Either of the B+- tree indexes can be used for this operation. While the condition rating=5 does not match either index, since it does not make a prefix of either (name, age, rating) or (age, rating), we cannot use the indexes to look up records with rating=5. However, we can traverse the indexes, filter results on rating=5 in memory, and compute the count of the matching record identifiers. Assuming that the index fits in memory, this operation will incur no I/Os. (e) (5 points) Print name, age and rating of sailors with rating < 5 and age < 40. We can use the B+- tree index on age, rating to answer this query, however, because the index is unclustered, and because it does not contain complete information needed to answer this query (sailor name is missing), we have to be careful to not incur more disk I/Os than a sequential scan would.
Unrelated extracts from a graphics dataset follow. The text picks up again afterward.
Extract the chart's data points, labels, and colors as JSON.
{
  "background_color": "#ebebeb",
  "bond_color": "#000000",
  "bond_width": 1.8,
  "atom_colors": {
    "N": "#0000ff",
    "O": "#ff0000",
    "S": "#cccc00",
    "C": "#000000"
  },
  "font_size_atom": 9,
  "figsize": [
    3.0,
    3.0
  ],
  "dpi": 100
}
About 40% of the records have rating <5, and about 30% have age < 40. Since attributes are uncorrelated, we expect about 12% of the records to match both conditions. That s 12,000 records. Accessing these records using an unclustered index will incur 12,000 I/Os. In contrast, a full scan of the relation will incur 1000 I/Os. Therefore, it is more efficient to not use the index in this case, and to access the file sequentially instead.